Appunti di storia popolare del fermano dopo l’Unità
Di Joyce Lussu
Da Rivista Malamente n. 32, mar. 2024 (QUI IL PDF)
Dopo l’unificazione italiana, il biglietto da visita del nuovo Stato nelle regioni del centro-sud sono i carabinieri, le tasse e la leva obbligatoria. Di far parte di una nuova “patria” a ben pochi importava qualcosa. Nei paesi e nelle campagne marchigiane, come altrove, la popolazione non risponde sventolando bandiere tricolori, ma con la diserzione e il conflitto sociale. Quello che segue è un estratto dalla “Storia del fermano”, di Joyce Lussu (1970).
I renitenti di leva
Mentre nel mezzogiorno il rifiuto di arruolarsi nell’esercito italiano si trasforma in aperta rivolta collettiva, nelle Marche è molto diffuso il fenomeno dei renitenti di leva, arrestati a migliaia tra il ’60 e il ’65. Dopo il settembre 1860, quando l’esercito piemontese attraversa la regione, si comincia subito a parlare di coscrizione obbligatoria, e il terrore dilaga per le campagne: i vecchi ricordano le guerre napoleoniche, i giovani hanno sentito l’eco delle feroci repressioni contro i «briganti», con i quali genericamente s’identificano. È il discorso del giorno: se ne parla nelle stalle, in mezzo alle fatiche dei campi, nelle veglie, nelle osterie, quando si è sicuri che non ci sia in giro nessuna spia del governo. Alcuni vanno dai parroci, che alzano le braccia al cielo senza commenti; dai farmacisti, chiedendo se non vi sia qualche droga, che senza togliere la salute per sempre, li renda momentaneamente inabili o deformi; più spesso dalle fattucchiere o dai flebotomi, con la stessa domanda.
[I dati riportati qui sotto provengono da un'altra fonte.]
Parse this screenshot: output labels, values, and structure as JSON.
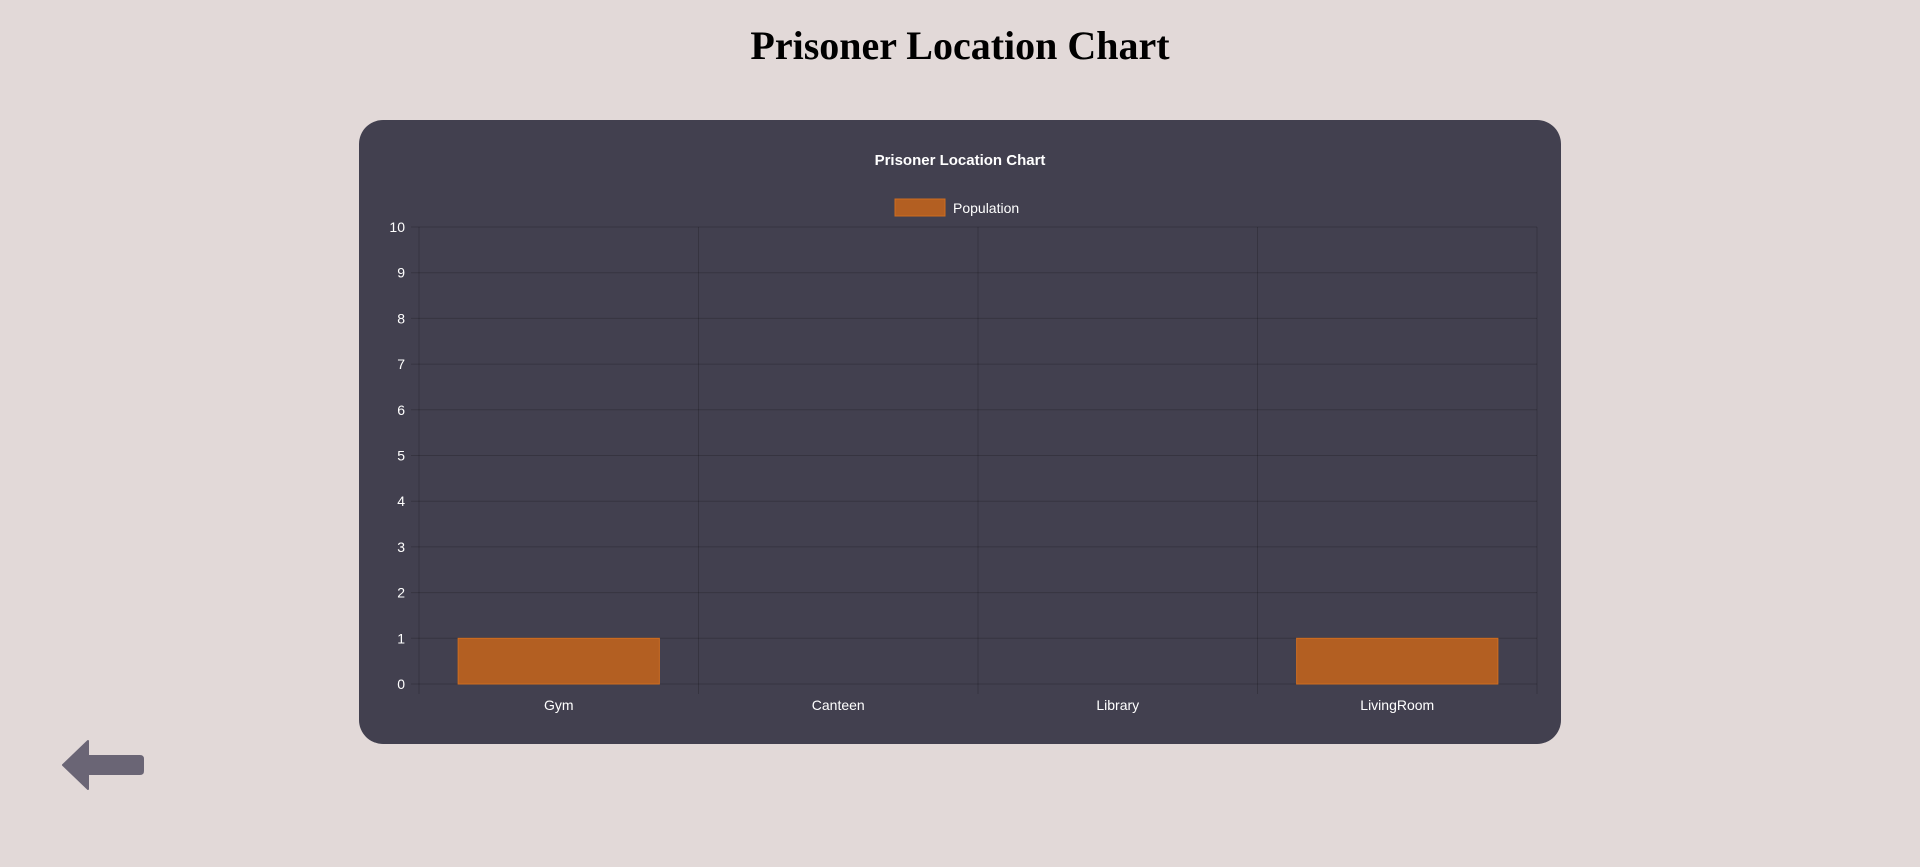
{
  "page": {
    "title": "Prisoner Location Chart"
  },
  "colors": {
    "background": "#e2d9d8",
    "card": "#42404f",
    "bar_fill": "#b35f22",
    "bar_border": "#cf6d1f",
    "back_icon": "#6a6575"
  },
  "back_button": {
    "icon": "arrow-left-icon"
  },
  "chart_data": {
    "type": "bar",
    "title": "Prisoner Location Chart",
    "categories": [
      "Gym",
      "Canteen",
      "Library",
      "LivingRoom"
    ],
    "series": [
      {
        "name": "Population",
        "values": [
          1,
          0,
          0,
          1
        ]
      }
    ],
    "ylim": [
      0,
      10
    ],
    "yticks": [
      0,
      1,
      2,
      3,
      4,
      5,
      6,
      7,
      8,
      9,
      10
    ],
    "grid": true,
    "legend": "top-center"
  }
}
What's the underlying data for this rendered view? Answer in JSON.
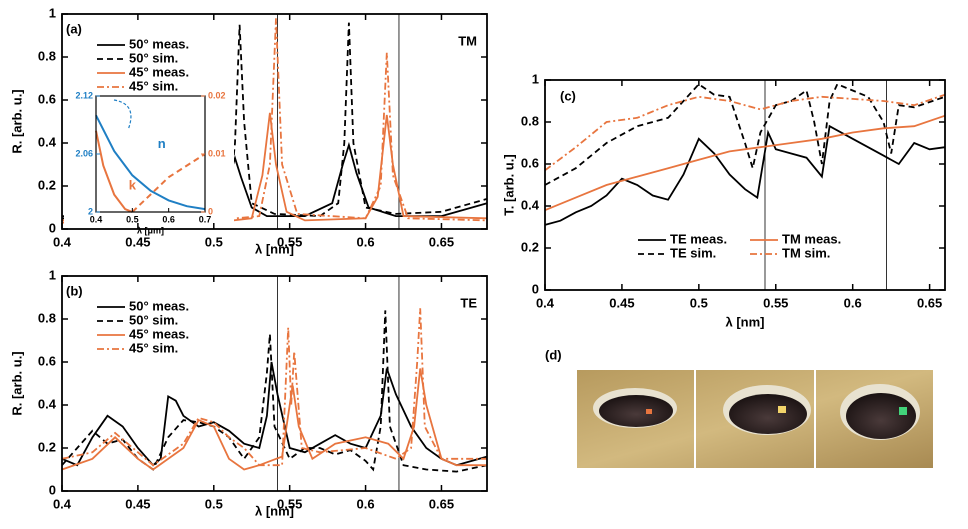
{
  "chart_data": [
    {
      "type": "line",
      "panel_label": "(a)",
      "annotation": "TM",
      "xlabel": "λ [nm]",
      "ylabel": "R. [arb. u.]",
      "xlim": [
        0.4,
        0.68
      ],
      "ylim": [
        0,
        1
      ],
      "xticks": [
        0.4,
        0.45,
        0.5,
        0.55,
        0.6,
        0.65
      ],
      "yticks": [
        0,
        0.2,
        0.4,
        0.6,
        0.8,
        1
      ],
      "vlines": [
        0.542,
        0.622
      ],
      "legend": "upper left",
      "legend_columns": 1,
      "series": [
        {
          "name": "50° meas.",
          "color": "#000000",
          "dash": "solid",
          "x": [
            0.4,
            0.44,
            0.46,
            0.48,
            0.5,
            0.507,
            0.511,
            0.514,
            0.518,
            0.525,
            0.535,
            0.56,
            0.578,
            0.585,
            0.589,
            0.594,
            0.602,
            0.62,
            0.65,
            0.68
          ],
          "values": [
            0.05,
            0.05,
            0.08,
            0.05,
            0.06,
            0.12,
            0.26,
            0.33,
            0.24,
            0.1,
            0.06,
            0.06,
            0.12,
            0.3,
            0.39,
            0.26,
            0.1,
            0.06,
            0.06,
            0.12
          ]
        },
        {
          "name": "50° sim.",
          "color": "#000000",
          "dash": "dashed",
          "x": [
            0.4,
            0.47,
            0.5,
            0.51,
            0.514,
            0.517,
            0.52,
            0.525,
            0.54,
            0.57,
            0.582,
            0.586,
            0.589,
            0.592,
            0.6,
            0.62,
            0.65,
            0.68
          ],
          "values": [
            0.06,
            0.05,
            0.06,
            0.12,
            0.4,
            0.95,
            0.5,
            0.12,
            0.07,
            0.06,
            0.12,
            0.4,
            0.96,
            0.4,
            0.1,
            0.07,
            0.08,
            0.14
          ]
        },
        {
          "name": "45° meas.",
          "color": "#e8753f",
          "dash": "solid",
          "x": [
            0.4,
            0.5,
            0.525,
            0.532,
            0.537,
            0.541,
            0.548,
            0.56,
            0.6,
            0.608,
            0.614,
            0.618,
            0.625,
            0.68
          ],
          "values": [
            0.03,
            0.03,
            0.05,
            0.25,
            0.54,
            0.3,
            0.08,
            0.04,
            0.05,
            0.15,
            0.53,
            0.3,
            0.06,
            0.05
          ]
        },
        {
          "name": "45° sim.",
          "color": "#e8753f",
          "dash": "dashdot",
          "x": [
            0.4,
            0.5,
            0.53,
            0.537,
            0.541,
            0.545,
            0.555,
            0.6,
            0.61,
            0.614,
            0.618,
            0.628,
            0.68
          ],
          "values": [
            0.04,
            0.04,
            0.06,
            0.3,
            0.98,
            0.3,
            0.07,
            0.05,
            0.2,
            0.82,
            0.25,
            0.05,
            0.04
          ]
        }
      ],
      "inset": {
        "xlabel": "λ [μm]",
        "xlim": [
          0.4,
          0.7
        ],
        "ylim": [
          2,
          2.12
        ],
        "y2lim": [
          0,
          0.02
        ],
        "xticks": [
          0.4,
          0.5,
          0.6,
          0.7
        ],
        "yticks": [
          2,
          2.06,
          2.12
        ],
        "y2ticks": [
          0,
          0.01,
          0.02
        ],
        "left_color": "#1f7fc4",
        "right_color": "#e8753f",
        "series": [
          {
            "name": "n",
            "color": "#1f7fc4",
            "dash": "solid",
            "x": [
              0.4,
              0.45,
              0.5,
              0.55,
              0.6,
              0.65,
              0.7
            ],
            "values": [
              2.1,
              2.063,
              2.038,
              2.022,
              2.012,
              2.006,
              2.003
            ]
          },
          {
            "name": "k",
            "color": "#e8753f",
            "dash": "solid",
            "axis": "y2",
            "x": [
              0.4,
              0.42,
              0.45,
              0.48,
              0.5
            ],
            "values": [
              0.014,
              0.008,
              0.003,
              0.0005,
              0
            ]
          },
          {
            "color": "#e8753f",
            "dash": "dashed",
            "axis": "y2",
            "x": [
              0.5,
              0.55,
              0.6,
              0.65,
              0.7
            ],
            "values": [
              0,
              0.003,
              0.006,
              0.008,
              0.01
            ]
          }
        ]
      }
    },
    {
      "type": "line",
      "panel_label": "(b)",
      "annotation": "TE",
      "xlabel": "λ [nm]",
      "ylabel": "R. [arb. u.]",
      "xlim": [
        0.4,
        0.68
      ],
      "ylim": [
        0,
        1
      ],
      "xticks": [
        0.4,
        0.45,
        0.5,
        0.55,
        0.6,
        0.65
      ],
      "yticks": [
        0,
        0.2,
        0.4,
        0.6,
        0.8,
        1
      ],
      "vlines": [
        0.542,
        0.622
      ],
      "legend": "upper left",
      "legend_columns": 1,
      "series": [
        {
          "name": "50° meas.",
          "color": "#000000",
          "dash": "solid",
          "x": [
            0.4,
            0.41,
            0.42,
            0.43,
            0.44,
            0.45,
            0.46,
            0.465,
            0.47,
            0.475,
            0.48,
            0.49,
            0.5,
            0.51,
            0.52,
            0.53,
            0.535,
            0.538,
            0.542,
            0.55,
            0.56,
            0.57,
            0.58,
            0.59,
            0.6,
            0.61,
            0.614,
            0.62,
            0.63,
            0.64,
            0.65,
            0.66,
            0.67,
            0.68
          ],
          "values": [
            0.15,
            0.12,
            0.25,
            0.35,
            0.3,
            0.2,
            0.12,
            0.15,
            0.44,
            0.42,
            0.35,
            0.3,
            0.32,
            0.28,
            0.22,
            0.2,
            0.35,
            0.6,
            0.45,
            0.2,
            0.18,
            0.22,
            0.26,
            0.22,
            0.2,
            0.35,
            0.57,
            0.45,
            0.3,
            0.2,
            0.15,
            0.12,
            0.14,
            0.16
          ]
        },
        {
          "name": "50° sim.",
          "color": "#000000",
          "dash": "dashed",
          "x": [
            0.4,
            0.41,
            0.42,
            0.43,
            0.44,
            0.45,
            0.46,
            0.47,
            0.48,
            0.49,
            0.5,
            0.51,
            0.52,
            0.53,
            0.535,
            0.537,
            0.54,
            0.55,
            0.56,
            0.57,
            0.58,
            0.59,
            0.6,
            0.605,
            0.61,
            0.613,
            0.616,
            0.625,
            0.64,
            0.66,
            0.68
          ],
          "values": [
            0.12,
            0.2,
            0.28,
            0.22,
            0.24,
            0.15,
            0.1,
            0.25,
            0.33,
            0.32,
            0.3,
            0.25,
            0.15,
            0.25,
            0.55,
            0.73,
            0.3,
            0.15,
            0.2,
            0.2,
            0.17,
            0.19,
            0.14,
            0.1,
            0.3,
            0.84,
            0.3,
            0.12,
            0.1,
            0.09,
            0.12
          ]
        },
        {
          "name": "45° meas.",
          "color": "#e8753f",
          "dash": "solid",
          "x": [
            0.4,
            0.42,
            0.435,
            0.45,
            0.46,
            0.48,
            0.49,
            0.5,
            0.51,
            0.52,
            0.53,
            0.545,
            0.55,
            0.552,
            0.556,
            0.565,
            0.58,
            0.6,
            0.615,
            0.625,
            0.632,
            0.636,
            0.64,
            0.65,
            0.66,
            0.68
          ],
          "values": [
            0.1,
            0.15,
            0.25,
            0.15,
            0.1,
            0.2,
            0.33,
            0.3,
            0.15,
            0.1,
            0.12,
            0.16,
            0.4,
            0.49,
            0.3,
            0.15,
            0.22,
            0.25,
            0.22,
            0.15,
            0.3,
            0.57,
            0.4,
            0.15,
            0.12,
            0.12
          ]
        },
        {
          "name": "45° sim.",
          "color": "#e8753f",
          "dash": "dashdot",
          "x": [
            0.4,
            0.42,
            0.435,
            0.45,
            0.46,
            0.48,
            0.49,
            0.5,
            0.51,
            0.52,
            0.53,
            0.545,
            0.549,
            0.551,
            0.553,
            0.558,
            0.57,
            0.6,
            0.62,
            0.63,
            0.634,
            0.636,
            0.639,
            0.65,
            0.68
          ],
          "values": [
            0.15,
            0.18,
            0.27,
            0.18,
            0.12,
            0.22,
            0.34,
            0.32,
            0.25,
            0.2,
            0.12,
            0.12,
            0.76,
            0.4,
            0.65,
            0.2,
            0.18,
            0.2,
            0.15,
            0.2,
            0.6,
            0.85,
            0.3,
            0.15,
            0.15
          ]
        }
      ]
    },
    {
      "type": "line",
      "panel_label": "(c)",
      "xlabel": "λ [nm]",
      "ylabel": "T. [arb. u.]",
      "xlim": [
        0.4,
        0.66
      ],
      "ylim": [
        0,
        1
      ],
      "xticks": [
        0.4,
        0.45,
        0.5,
        0.55,
        0.6,
        0.65
      ],
      "yticks": [
        0,
        0.2,
        0.4,
        0.6,
        0.8,
        1
      ],
      "vlines": [
        0.543,
        0.622
      ],
      "legend": "lower center",
      "legend_columns": 2,
      "series": [
        {
          "name": "TE meas.",
          "color": "#000000",
          "dash": "solid",
          "x": [
            0.4,
            0.41,
            0.42,
            0.43,
            0.44,
            0.45,
            0.46,
            0.47,
            0.48,
            0.49,
            0.5,
            0.51,
            0.52,
            0.53,
            0.538,
            0.545,
            0.55,
            0.56,
            0.57,
            0.58,
            0.585,
            0.6,
            0.62,
            0.63,
            0.64,
            0.65,
            0.66
          ],
          "values": [
            0.31,
            0.33,
            0.37,
            0.4,
            0.45,
            0.53,
            0.5,
            0.45,
            0.43,
            0.55,
            0.72,
            0.65,
            0.55,
            0.48,
            0.44,
            0.75,
            0.67,
            0.65,
            0.63,
            0.54,
            0.78,
            0.72,
            0.64,
            0.6,
            0.7,
            0.67,
            0.68
          ]
        },
        {
          "name": "TE sim.",
          "color": "#000000",
          "dash": "dashed",
          "x": [
            0.4,
            0.42,
            0.44,
            0.46,
            0.48,
            0.49,
            0.5,
            0.51,
            0.52,
            0.53,
            0.535,
            0.54,
            0.55,
            0.56,
            0.57,
            0.575,
            0.58,
            0.585,
            0.59,
            0.6,
            0.61,
            0.62,
            0.625,
            0.63,
            0.64,
            0.66
          ],
          "values": [
            0.5,
            0.58,
            0.7,
            0.78,
            0.82,
            0.9,
            0.98,
            0.93,
            0.92,
            0.7,
            0.58,
            0.75,
            0.88,
            0.9,
            0.95,
            0.8,
            0.6,
            0.9,
            0.98,
            0.95,
            0.92,
            0.8,
            0.65,
            0.88,
            0.87,
            0.92
          ]
        },
        {
          "name": "TM meas.",
          "color": "#e8753f",
          "dash": "solid",
          "x": [
            0.4,
            0.42,
            0.44,
            0.46,
            0.48,
            0.5,
            0.52,
            0.54,
            0.56,
            0.58,
            0.6,
            0.62,
            0.64,
            0.66
          ],
          "values": [
            0.38,
            0.44,
            0.5,
            0.54,
            0.58,
            0.62,
            0.66,
            0.68,
            0.7,
            0.72,
            0.75,
            0.77,
            0.78,
            0.83
          ]
        },
        {
          "name": "TM sim.",
          "color": "#e8753f",
          "dash": "dashdot",
          "x": [
            0.4,
            0.42,
            0.44,
            0.46,
            0.48,
            0.5,
            0.52,
            0.53,
            0.54,
            0.56,
            0.58,
            0.6,
            0.62,
            0.64,
            0.66
          ],
          "values": [
            0.57,
            0.68,
            0.8,
            0.82,
            0.88,
            0.92,
            0.9,
            0.88,
            0.86,
            0.9,
            0.92,
            0.91,
            0.9,
            0.88,
            0.93
          ]
        }
      ]
    }
  ],
  "photos": {
    "label": "(d)"
  }
}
Altri si fanno coraggio e vanno dal medico supplicandolo di far loro un certificato d’invalidità. Ma nonostante i molti doni di uova, pollame e formaggi, trovano sempre una riposta negativa. Allora i più stoici si mutilano le dita delle mani o dei piedi, o si fanno addirittura strappare tutti i denti; qualcuno si precipita dall’alto di un albero, lussandosi o fratturandosi.